"Il mercato è bloccato, meglio non toccare l’Ici"

Il presidente di Assimpredil-Ance contro l’imposta sulla casa: "Detassare i premi di produttività e stimolare la flessibilità"

"Il mercato è bloccato, meglio non toccare l’Ici"

Quale impatto avrà la reintroduzione dell’Ici? Lo chiediamo a Claudio De Albertis, presidente Assimpredil-Ance. «L’effetto? Se lo misuriamo su come si è fermato il mercato dacché c’è stato l’annuncio, c’è la certezza che deprima il settore».

Il governo, però, per le imprese pensa solo a uno sgravio dell’Irap, il resto è rinviato...
«L’urgenza più forte rimane decontribuire i premi di produttività, purtroppo non c’è niente di tutto questo, ma mi auguro che se ne possa parlare. Ritengo inoltre molto urgente ridurre il cuneo fiscale, anche se comprendo la volontà di non aprire uno scontro con i sindacati».

Date queste premesse come si può evitare che l’economia del Paese entri in recessione?
«Se si decide di aumentare la fiscalità su un settore, si deve parallelamente alimentarne il mercato. L’industria delle costruzioni rappresenta il 20% del Pil, è un comparto anticiclico che dà più occupazione degli altri. Allora occorrerebbero provvedimenti importanti, come rinnovare le agevolazioni fiscali del 36 e del 55 per cento».

E poi?
«Come imprenditore dico al governo: accetto l’Ici sulla prima casa ma bisogna toglierla dal magazzino delle imprese: per noi le aree e gli immobili sono come una materia prima. Inoltre si potrebbero prolungare i benefici Iva che oggi decadono dopo un certo numero di anni dall’ultimazione del fabbricato. Questa operazione, inoltre, non inciderebbe sulle entrate dell’erario».

È accettabile la prospettiva che lo Stato paghi i debiti con i Btp?
«Risponderei a Corrado Passera che i miei debiti li pago con l’invenduto dei miei appartamenti.

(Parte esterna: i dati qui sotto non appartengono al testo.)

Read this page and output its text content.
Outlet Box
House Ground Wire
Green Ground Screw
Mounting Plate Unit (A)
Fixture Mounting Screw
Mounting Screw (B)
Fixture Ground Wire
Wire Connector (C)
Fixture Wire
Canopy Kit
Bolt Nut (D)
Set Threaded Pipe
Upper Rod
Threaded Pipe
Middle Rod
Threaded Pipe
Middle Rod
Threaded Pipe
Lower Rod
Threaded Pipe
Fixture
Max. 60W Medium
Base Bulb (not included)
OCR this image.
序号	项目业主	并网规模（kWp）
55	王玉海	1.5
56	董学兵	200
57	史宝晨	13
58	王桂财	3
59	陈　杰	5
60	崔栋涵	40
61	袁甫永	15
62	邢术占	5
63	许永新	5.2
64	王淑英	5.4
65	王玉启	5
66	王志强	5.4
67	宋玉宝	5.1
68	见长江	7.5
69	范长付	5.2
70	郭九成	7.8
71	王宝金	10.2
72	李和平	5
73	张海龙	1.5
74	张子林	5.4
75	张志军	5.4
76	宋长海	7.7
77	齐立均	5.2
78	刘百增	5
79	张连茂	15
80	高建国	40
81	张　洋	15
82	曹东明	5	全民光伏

L’amministrazione deve pagare in 60 giorni, ma nel nostro territorio impiega otto mesi; poi qualcuno si indigna delle infiltrazioni mafiose. Lo Stato rispetti prima di tutto le scadenze non è possibile che il privato sostenga il debito pubblico surrettiziamente. Si escludano, inoltre, gli investimenti nel capitale fisso dal patto di stabilità che oggi blocca le amministrazioni».

I sacrifici sono tutti per la casa?
«L’Ici è una patrimoniale. Ma c’è un patrimonio di edifici non legittimi che, nonostante i condoni, non ritornano nella legalità. Così a pagare sono sempre i soliti. Si colpiscano quindi gli illegali che non hanno nemmeno provveduto agli oneri di urbanizzazione».

Come giudica la riforma delle pensioni e della normativa su lavoro?
«Condivido l’idea del governo di anticipare il contributivo pro-rata ed elevare l’età di pensionamento anche se questo comporta un problema per i giovani, ma il nodo maggiore è un altro».

Quale?
«Un euro di paga al lavoratore costa all’azienda 2,5 euro. Poi il costo orario medio, che in Italia è di 21 euro, per noi costruttori è di 26 a causa della cassa integrazione e degli oneri dell’agricoltura.

Bisogna consentire alle aziende di governare con più libertà i costi».

Quindi occorre più flessibilità?
«Noi lavoriamo su commesse e abbiamo bisogno che, terminato un edificio, si possano interrompere i rapporti con i dipendenti».